В России такие тонкие прозрачные чулки загорелого цвета стали носить только в конце тридцатых годов. До этого обладать подобными чулками, приобретенными за валюту в иностранных магазинах, считалось непростительной роскошью благодаря их дороговизне и непрочности. Мама говорила, с этими чулками жуткая морока: надо было их постоянно штопать на граненых стаканах или деревянных грибах, поднимать петли, следить, чтобы шов сзади был ровно расположен. К тому же после Первой мировой войны за пару импортных чулок, полученных, к примеру, бандеролью из Нью-Йорка, могли не только посадить, но и расстрелять: связь с заграницей – нешуточное дело. Только в тридцать восьмом году Стешиной маме, бабушке Пане, на годовщину революции подарили первые нейлоновые чулки. Вскоре началась война, все это можно было достать лишь втридорога на черном рынке. Поэтому Паня и ее соратницы из Моссовета до зимней эвакуации в Казань красили ноги чайной заваркой и рисовали шов сзади карандашом для бровей.

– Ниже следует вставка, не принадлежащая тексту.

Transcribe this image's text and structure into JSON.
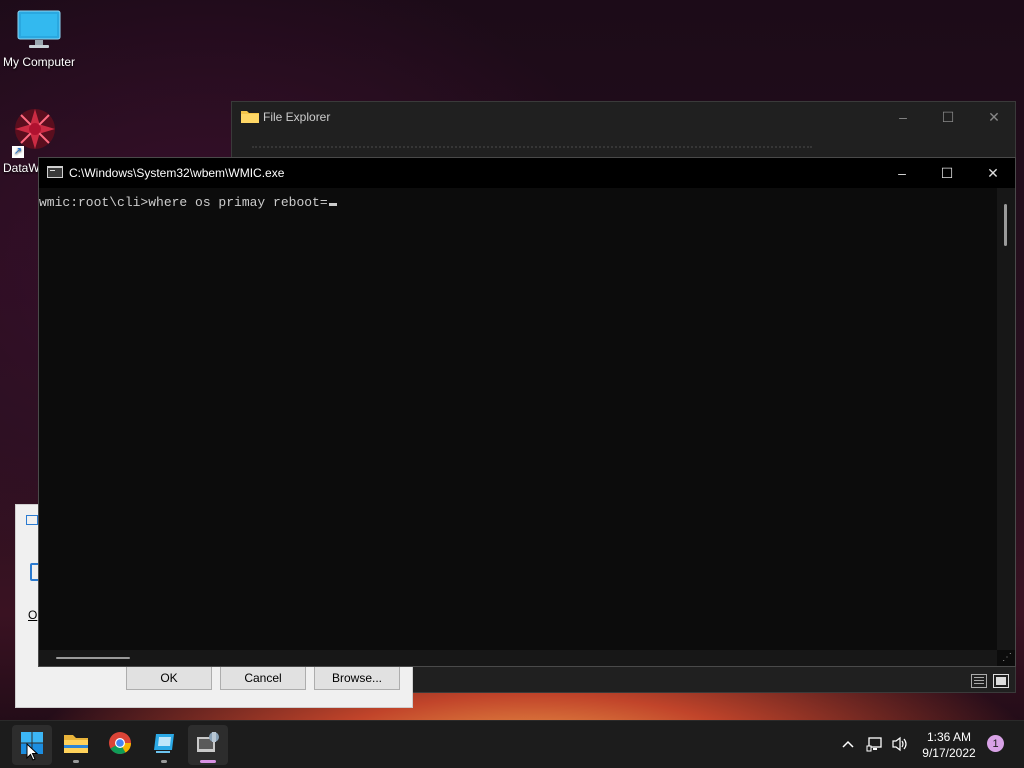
{
  "desktop": {
    "icons": [
      {
        "label": "My Computer",
        "icon": "monitor-icon"
      },
      {
        "label": "DataW",
        "icon": "datawave-app-icon"
      }
    ]
  },
  "file_explorer": {
    "title": "File Explorer",
    "controls": {
      "minimize": "–",
      "maximize": "☐",
      "close": "✕"
    }
  },
  "dialog": {
    "partial_text": "O",
    "buttons": {
      "ok": "OK",
      "cancel": "Cancel",
      "browse": "Browse..."
    }
  },
  "console": {
    "title": "C:\\Windows\\System32\\wbem\\WMIC.exe",
    "controls": {
      "minimize": "–",
      "maximize": "☐",
      "close": "✕"
    },
    "prompt": "wmic:root\\cli>",
    "command": "where os primay reboot="
  },
  "taskbar": {
    "apps": [
      {
        "name": "start",
        "icon": "windows-start-icon"
      },
      {
        "name": "file-explorer",
        "icon": "folder-icon"
      },
      {
        "name": "chrome",
        "icon": "chrome-icon"
      },
      {
        "name": "app",
        "icon": "remote-app-icon"
      },
      {
        "name": "wmic",
        "icon": "wmic-console-icon"
      }
    ],
    "clock": {
      "time": "1:36 AM",
      "date": "9/17/2022"
    },
    "notification_count": "1"
  },
  "colors": {
    "console_bg": "#0c0c0c",
    "console_text": "#cccccc",
    "taskbar_bg": "#1c1c1c",
    "accent": "#d891e3"
  }
}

А моя золотая бабушка Ангелина – в тридцать четвертом – со своей сказочной фамилией и национальностью, давшей миру великого Гёте, Шиллера, Бетховена, братьев Гримм, а заодно и поэта Курта Басселя (чья жизнь и творчество двадцать лет спустя лягут в основу дипломной работы Стеши, и та ее триумфально защитит на романо-германском отделении филфака МГУ, демобилизовавшись из армии после победы над Германией), стройная, высокая Ангелина Беккер ласково глядит с фотографии, грустно улыбаясь, снятая во весь рост – в тех самых искрящихся чулках, недостижимых для простой смертной женщины! И это великолепие венчает маленькая с отворотом фетровая шапочка с кремовым перышком надо лбом.